Dump the Brunch & Pack A Snack

happy snack

I’m not sure about you, but to me there’s no meal more gorge-worthy than brunch. Eggs, bacon, biscuits, pancakes, and waffles — mmmm! But even brunches stocked with “healthy” items aren’t a good idea for maintaining your health goals.

The human body is far more efficient when processing food in smaller doses than in big influxes. That’s why it’s better to go with healthy snacks – which are good news for your metabolism, and even better news for your gut than those kingly feasts.

Trouble losing weight? Try snacking!

Food is Energy and Nutrients

Think about food this way: every time you go to the gas station, you encounter a wealth of energy, way more than your car could ever handle. So, do you get overexcited and try to pump it all in, or do you fill the tank to the top, pay the astronomical prices, and go on your way?

It’s easy to forget when meals are so distractingly delicious, but food is meant to power our bodies and provide the basic building blocks to keep our cells, and organs healthy and running smoothly. Filling your body with more energy than you need will only stress your systems and increase fat conversion without allowing for the slow absorption of nutrients. And no one likes fat conversion.

But it’s the same number of calories in the end!

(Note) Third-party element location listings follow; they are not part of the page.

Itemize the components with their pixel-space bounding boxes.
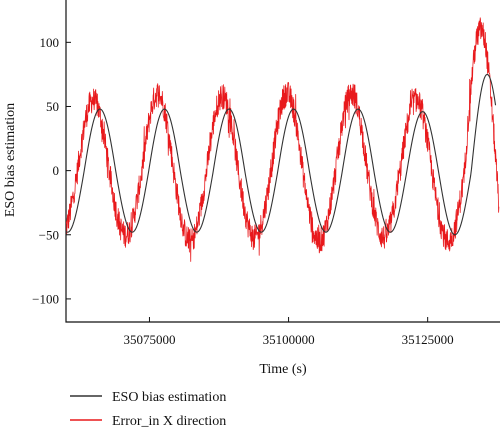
y-tick-label: 100: [40, 35, 60, 50]
x-axis-title: Time (s): [259, 362, 307, 377]
series-line-error-x-direction: [66, 17, 500, 262]
y-tick-label: 0: [53, 163, 60, 178]
series-line-eso-bias-estimation: [66, 73, 497, 236]
axes-frame: [65, 0, 500, 323]
x-tick-label: 35125000: [402, 332, 454, 347]
y-axis-title: ESO bias estimation: [3, 103, 18, 217]
x-tick-label: 35075000: [123, 332, 175, 347]
legend-label-eso: ESO bias estimation: [112, 390, 226, 405]
x-axis-ticks: 35075000 35100000 35125000: [123, 317, 454, 347]
x-tick-label: 35100000: [263, 332, 315, 347]
y-tick-label: 50: [46, 99, 59, 114]
legend-label-error: Error_in X direction: [112, 414, 226, 429]
series-layer: [66, 17, 500, 262]
y-axis-ticks: −100 −50 0 50 100: [32, 35, 71, 306]
plot-area: −100 −50 0 50 100 35075000 35100000 35125000: [32, 0, 500, 347]
y-tick-label: −100: [32, 291, 59, 306]
legend: ESO bias estimation Error_in X direction: [70, 390, 226, 429]
y-tick-label: −50: [39, 227, 59, 242]
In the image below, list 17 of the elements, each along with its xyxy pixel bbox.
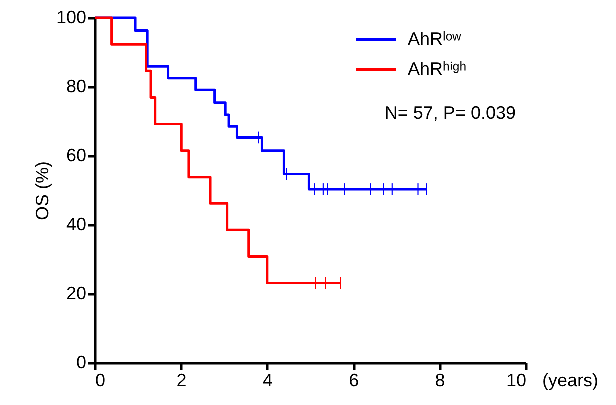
x-axis-title: (years) [542,370,599,390]
y-tick-label: 40 [66,214,86,234]
y-tick-label: 80 [66,76,86,96]
x-tick-label: 0 [96,370,106,390]
y-tick-label: 0 [76,352,86,372]
y-axis-title: OS (%) [32,161,52,221]
legend-label: AhRʰⁱᵍʰ [408,59,467,79]
annotation: N= 57, P= 0.039 [384,103,516,123]
x-tick-label: 6 [349,370,360,390]
x-tick-label: 2 [176,370,187,390]
y-tick-label: 20 [66,284,86,304]
x-tick-label: 8 [435,370,446,390]
x-tick-label: 4 [262,370,273,390]
y-tick-label: 60 [66,146,86,166]
y-tick-label: 100 [56,8,86,28]
legend-label: AhRˡᵒʷ [408,29,462,49]
x-tick-label: 10 [506,370,526,390]
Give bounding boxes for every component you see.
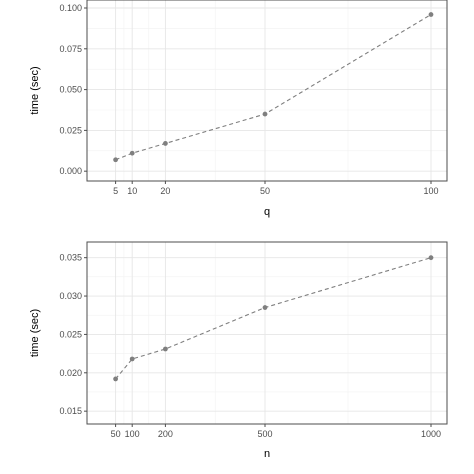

So? Let’s say you consume 5 trillion calories in a lifetime. Would it make sense to eat them all in one sitting, just because sometime before you die you’re going to eventually eat 5 trillion calories? Of course not, and the same thing goes for consuming a day’s worth of calories in even the healthiest of brunches. Besides the efficiency and nutrient processing problems, big meals like this spike insulin levels …especially if that brunch is carb-heavy.

When you eat any meal, you break some amount of your food down into glucose, which circulates around your body as blood sugar. Your pancreas releases insulin to guide blood sugar towards cells for a power-up. When there’s too much glucose in your bloodstream (ahem, when you eat a big meal), it’s stored as fat and your insulin levels spike dramatically for as long as two hours after the meal. Long term, this can increase insulin resistance, which can lead to diabetes. The more big meals you have, the faster you’ll get hungrier when you’re done, as your amped up insulin response will bring your glucose levels down so low, you’ll feel prematurely hungry.

So, big meals = not good.

But I’ve gained weight by snacking before

Who hasn’t? Most snacks you can buy in the vending machine are full of salt, carbs and sugar, not to mention hydrogenated oils and preservatives, all of which wreak their own special kind of havoc on your insulin levels and arteries while offering nothing nutritionally.

Effective snacking is about making smarter choices

The best snacks share a few key features:

-Enough calories and fat to stop cravings while not so much of either that you consume a full meal.
-Made from nutrient-rich, preservative-free ingredients (real food).
-Contain enough whole grain, fiber and/or protein to make ‘em stick.

*A few good choices include:

Snap peas, carrots and other veggies. This is good for the “quantity” snacker, because you can have a lot without adding up that calorie count. Dip in hummus for an extra treat.

Almonds. Chock full of vitamins and minerals almonds are arguably the healthiest nut. Grab a handful in the afternoon for a tasty shot of protein.
Small amounts of fruit or whole grains. While you have to be wary of overdoing it, small quantities of fruit or whole grain will load you up with fiber and nutrients at once.
A balanced approach. Take a look at scrumptious-looking snack, Cashew Strawberry Crunch. Sure, it looks and tastes great, but what it does on a more basic level is offer a little protein, some easy to access energy in the form of whole grains, and a nice dollop of protein, healthy fats and nutrients to get you through the day. What’s more, the protein will help your body better process the sugar in the strawberries than if you ate them on their own.

The best snacks give you only what you need and no more. They help your body power up and process nutrients rather than overwhelming it. Snack often, snack well, and your body will reap the benefits.